StarNVMeoF_Ctrl.exe remove disconnects the specific device from the initiator.
HOW I MEASURED EVERYTHING HERE
I think that it is a good idea to discuss how I carried out the measurements before moving to them.
Create a RAM disk with targetcli. Connect this disk as a local block device and benchmark its performance with FIO. RAM disk performance is going to be used as a reference only for the second step. Note that it is the maximum performance that can be observed for RAM disk in my setup.
Create an SPDK NVMe-oF target on the RAM disk (it is called Malloc in SPDK) on the Target host (SPN77). Connect the disk to Linux NVMe-oF Initiator located on the same host over loopback. Measure disk performance; that’s the new reference, i.e., the highest possible performance when the disk is presented to an initiator.
Create an SPDK NVMe-oF target on the RAM disk that resides on the Target side (SPN77). Present it over RDMA to the Initiator host (SPN76). Measure RAM disk performance over RDMA and compare it to the performance observed for a local RAM disk connected over loopback to the Initiator on the same host.
Connect Intel Optane 900P to SPN77 and benchmark it with FIO. This is the local drive performance that should be close to the value which one may find in vendor’s datasheet; no wonders that I use it as the ultimate reference.

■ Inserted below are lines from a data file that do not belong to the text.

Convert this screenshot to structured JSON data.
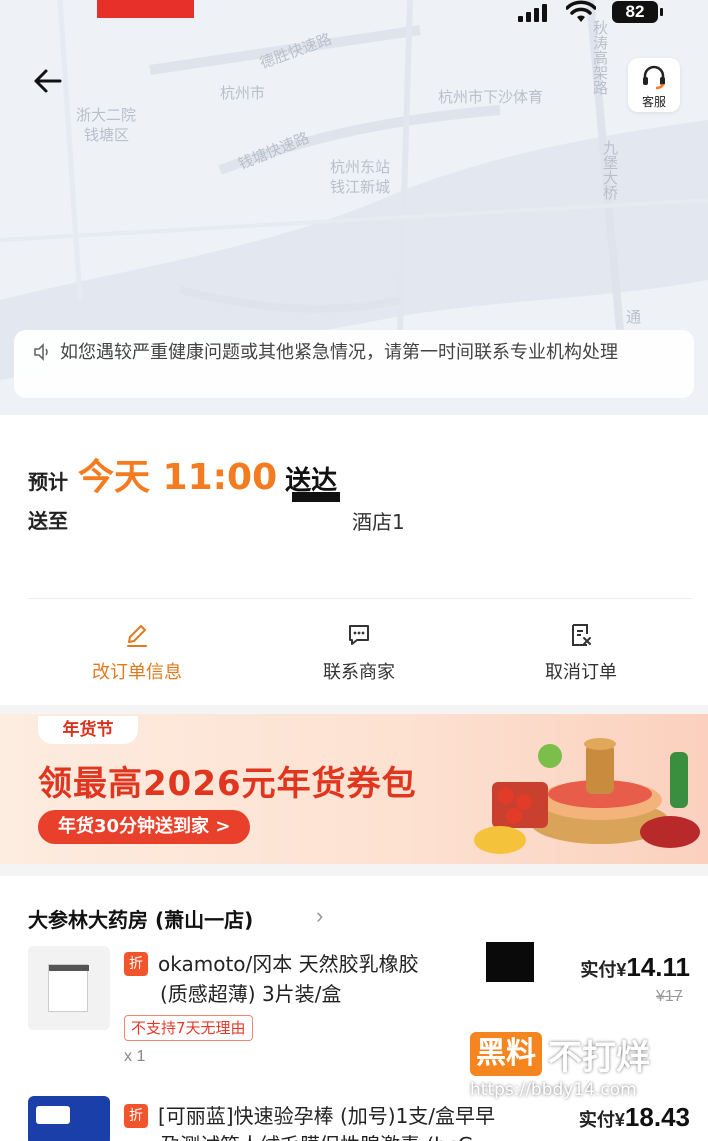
{
  "status_bar": {
    "battery": "82"
  },
  "map": {
    "labels": [
      "德胜快速路",
      "杭州市",
      "杭州市下沙体育",
      "浙大二院",
      "钱塘区",
      "钱塘快速路",
      "杭州东站",
      "钱江新城",
      "九堡大桥",
      "秋涛高架路",
      "通"
    ]
  },
  "header": {
    "service_label": "客服"
  },
  "notice": {
    "text": "如您遇较严重健康问题或其他紧急情况，请第一时间联系专业机构处理"
  },
  "delivery": {
    "eta_prefix": "预计",
    "eta_time": "今天 11:00",
    "eta_suffix": "送达",
    "address_label": "送至",
    "address_tail": "酒店1"
  },
  "actions": [
    {
      "label": "改订单信息",
      "icon": "edit-icon"
    },
    {
      "label": "联系商家",
      "icon": "chat-icon"
    },
    {
      "label": "取消订单",
      "icon": "cancel-doc-icon"
    }
  ],
  "banner": {
    "tag": "年货节",
    "headline": "领最高2026元年货券包",
    "cta": "年货30分钟送到家 >"
  },
  "store": {
    "name": "大参林大药房 (萧山一店)",
    "items": [
      {
        "name_line1": "okamoto/冈本 天然胶乳橡胶",
        "name_line2": "(质感超薄) 3片装/盒",
        "price_label": "实付",
        "currency": "¥",
        "price": "14.11",
        "original": "¥17",
        "tag": "不支持7天无理由",
        "qty": "x 1",
        "discount_badge": "折"
      },
      {
        "name_line1": "[可丽蓝]快速验孕棒 (加号)1支/盒早早",
        "name_line2": "孕测试笔人绒毛膜促性腺激素 (hcG",
        "price_label": "实付",
        "currency": "¥",
        "price": "18.43",
        "discount_badge": "折"
      }
    ]
  },
  "watermark": {
    "brand_orange": "黑料",
    "brand_white": "不打烊",
    "url": "https://bbdy14.com"
  }
}
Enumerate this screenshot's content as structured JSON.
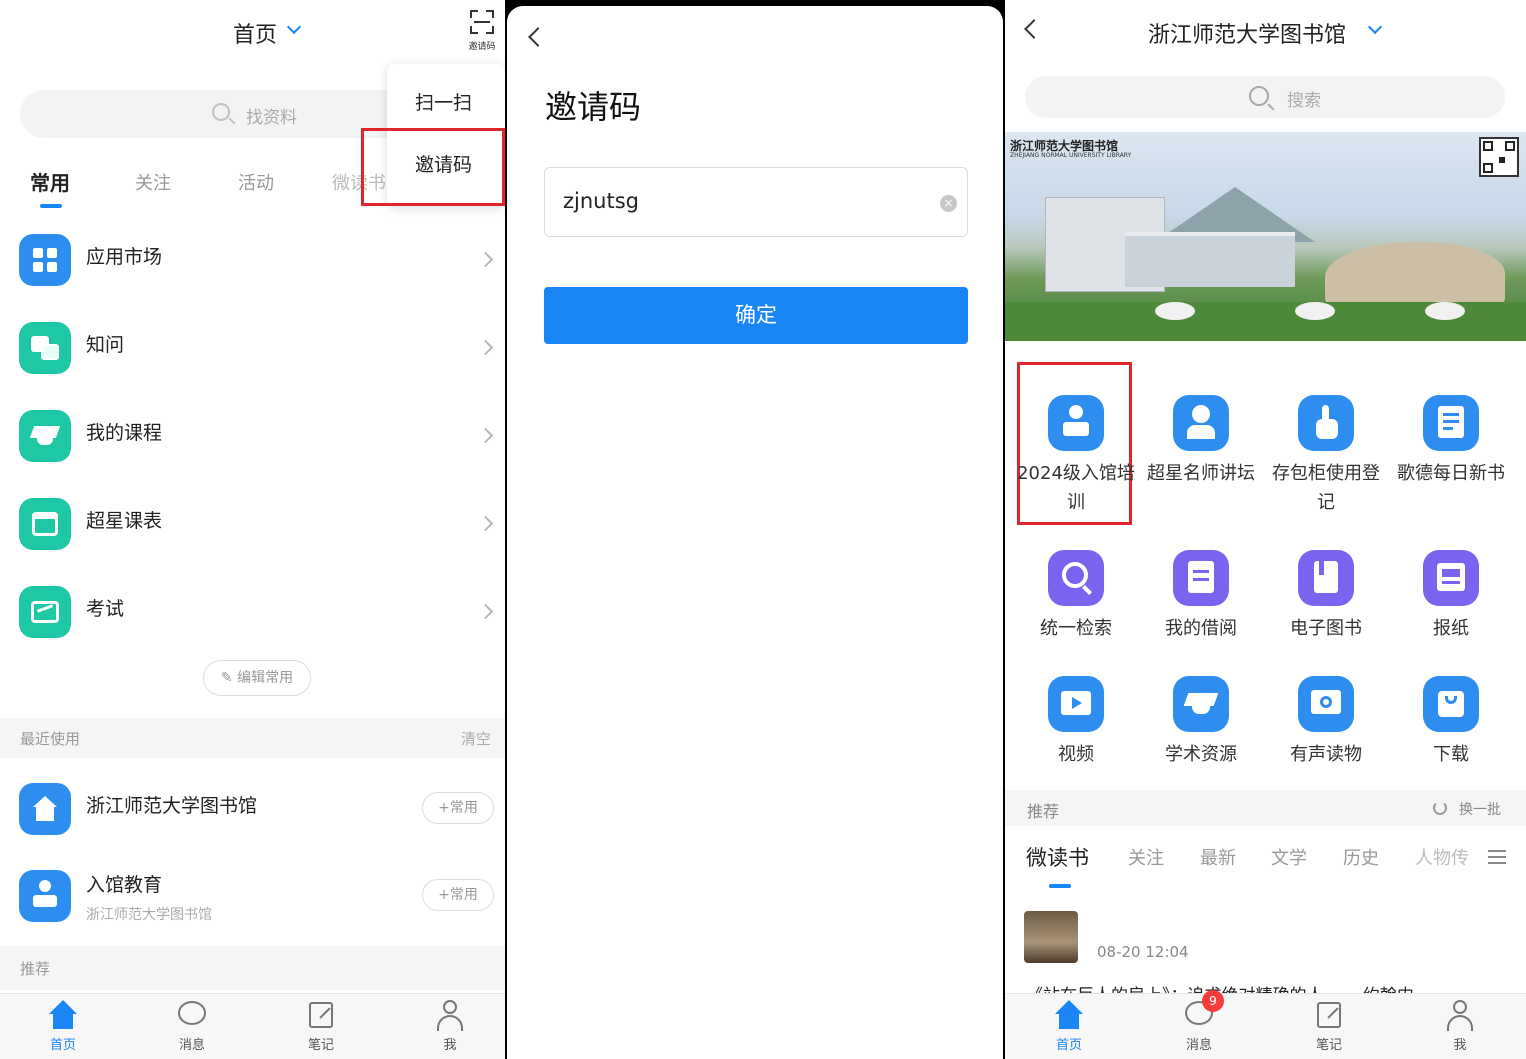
{
  "panel1": {
    "header_title": "首页",
    "scan_label": "邀请码",
    "search_placeholder": "找资料",
    "tabs": [
      "常用",
      "关注",
      "活动",
      "微读书"
    ],
    "popup": {
      "scan": "扫一扫",
      "invite": "邀请码"
    },
    "items": [
      {
        "label": "应用市场"
      },
      {
        "label": "知问"
      },
      {
        "label": "我的课程"
      },
      {
        "label": "超星课表"
      },
      {
        "label": "考试"
      }
    ],
    "edit_common": "编辑常用",
    "recent_header": "最近使用",
    "clear": "清空",
    "recent": [
      {
        "title": "浙江师范大学图书馆",
        "subtitle": "",
        "add": "+常用"
      },
      {
        "title": "入馆教育",
        "subtitle": "浙江师范大学图书馆",
        "add": "+常用"
      }
    ],
    "recommend_header": "推荐",
    "tabbar": [
      "首页",
      "消息",
      "笔记",
      "我"
    ]
  },
  "panel2": {
    "title": "邀请码",
    "input_value": "zjnutsg",
    "confirm": "确定"
  },
  "panel3": {
    "header_title": "浙江师范大学图书馆",
    "search_placeholder": "搜索",
    "banner_logo": "浙江师范大学图书馆",
    "banner_logo_en": "ZHEJIANG NORMAL UNIVERSITY LIBRARY",
    "grid": [
      {
        "label": "2024级入馆培训",
        "icon": "person-podium-icon"
      },
      {
        "label": "超星名师讲坛",
        "icon": "teacher-icon"
      },
      {
        "label": "存包柜使用登记",
        "icon": "hand-pointer-icon"
      },
      {
        "label": "歌德每日新书",
        "icon": "book-list-icon"
      },
      {
        "label": "统一检索",
        "icon": "search-icon"
      },
      {
        "label": "我的借阅",
        "icon": "clipboard-icon"
      },
      {
        "label": "电子图书",
        "icon": "ebook-icon"
      },
      {
        "label": "报纸",
        "icon": "newspaper-icon"
      },
      {
        "label": "视频",
        "icon": "video-icon"
      },
      {
        "label": "学术资源",
        "icon": "graduation-cap-icon"
      },
      {
        "label": "有声读物",
        "icon": "audio-icon"
      },
      {
        "label": "下载",
        "icon": "download-icon"
      }
    ],
    "recommend_header": "推荐",
    "refresh": "换一批",
    "cat_tabs": [
      "微读书",
      "关注",
      "最新",
      "文学",
      "历史",
      "人物传"
    ],
    "feed_date": "08-20 12:04",
    "feed_title": "《站在巨人的肩上》：追求绝对精确的人  ……约翰内",
    "tabbar": [
      "首页",
      "消息",
      "笔记",
      "我"
    ],
    "badge": "9"
  },
  "colors": {
    "accent": "#1a86f5",
    "highlight": "#e0262b",
    "teal": "#1ec8a5"
  }
}
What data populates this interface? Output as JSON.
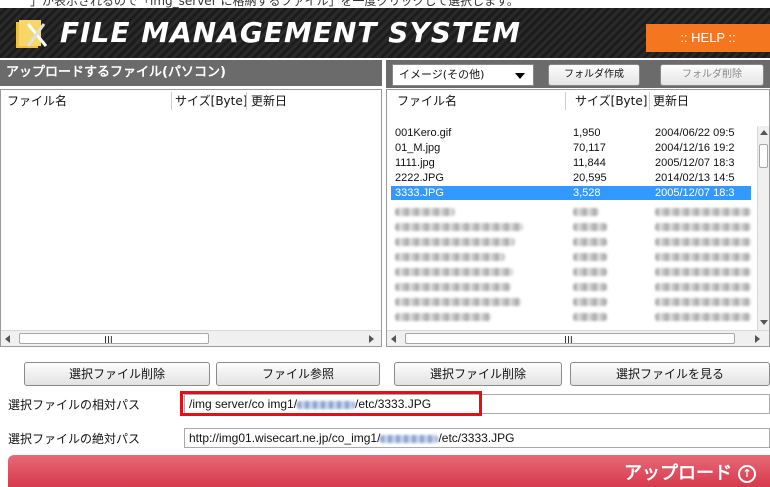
{
  "top_text": "」が表示されるので「img_server に格納するファイル」を一度クリックして選択します。",
  "header": {
    "app_title": "FILE MANAGEMENT SYSTEM",
    "help_label": ":: HELP ::"
  },
  "colors": {
    "header_bg": "#222222",
    "help_btn": "#f4761f",
    "selected_row": "#3399ff",
    "highlight_border": "#e0101a",
    "upload_bar": "#d7394d"
  },
  "left_panel": {
    "title": "アップロードするファイル(パソコン)",
    "columns": [
      "ファイル名",
      "サイズ[Byte]",
      "更新日"
    ],
    "scroll_label": "III",
    "buttons": {
      "delete": "選択ファイル削除",
      "browse": "ファイル参照"
    }
  },
  "right_panel": {
    "folder_select": "イメージ(その他)",
    "create_folder": "フォルダ作成",
    "delete_folder": "フォルダ削除",
    "columns": [
      "ファイル名",
      "サイズ[Byte]",
      "更新日"
    ],
    "files": [
      {
        "name": "001Kero.gif",
        "size": "1,950",
        "date": "2004/06/22 09:5"
      },
      {
        "name": "01_M.jpg",
        "size": "70,117",
        "date": "2004/12/16 19:2"
      },
      {
        "name": "1111.jpg",
        "size": "11,844",
        "date": "2005/12/07 18:3"
      },
      {
        "name": "2222.JPG",
        "size": "20,595",
        "date": "2014/02/13 14:5"
      },
      {
        "name": "3333.JPG",
        "size": "3,528",
        "date": "2005/12/07 18:3"
      }
    ],
    "scroll_label": "III",
    "buttons": {
      "delete": "選択ファイル削除",
      "view": "選択ファイルを見る"
    }
  },
  "relative_path": {
    "label": "選択ファイルの相対パス",
    "prefix": "/img server/co img1/",
    "suffix": "/etc/3333.JPG"
  },
  "absolute_path": {
    "label": "選択ファイルの絶対パス",
    "prefix": "http://img01.wisecart.ne.jp/co_img1/",
    "suffix": "/etc/3333.JPG"
  },
  "upload": {
    "label": "アップロード",
    "icon": "upload-circle-arrow-icon"
  }
}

On SPN77, present Intel Optane 900P to the local Linux NVMe-oF initiator by means of Linux SPDK NVMe-oF Target. That’s the reference that I use here to judge on StarWind NVMe-oF Initiator performance.
Measure NVMe drive performance while it is presented over the network. To do that, present Intel Optane 900P on SPN77 over RDMA to the Initiator on SPN76.
Herein, I used FIO (https://github.com/axboe/fio) for storage performance measurements.
Here are two ways of how you can install it. You can install it as a software package. Just use the command below.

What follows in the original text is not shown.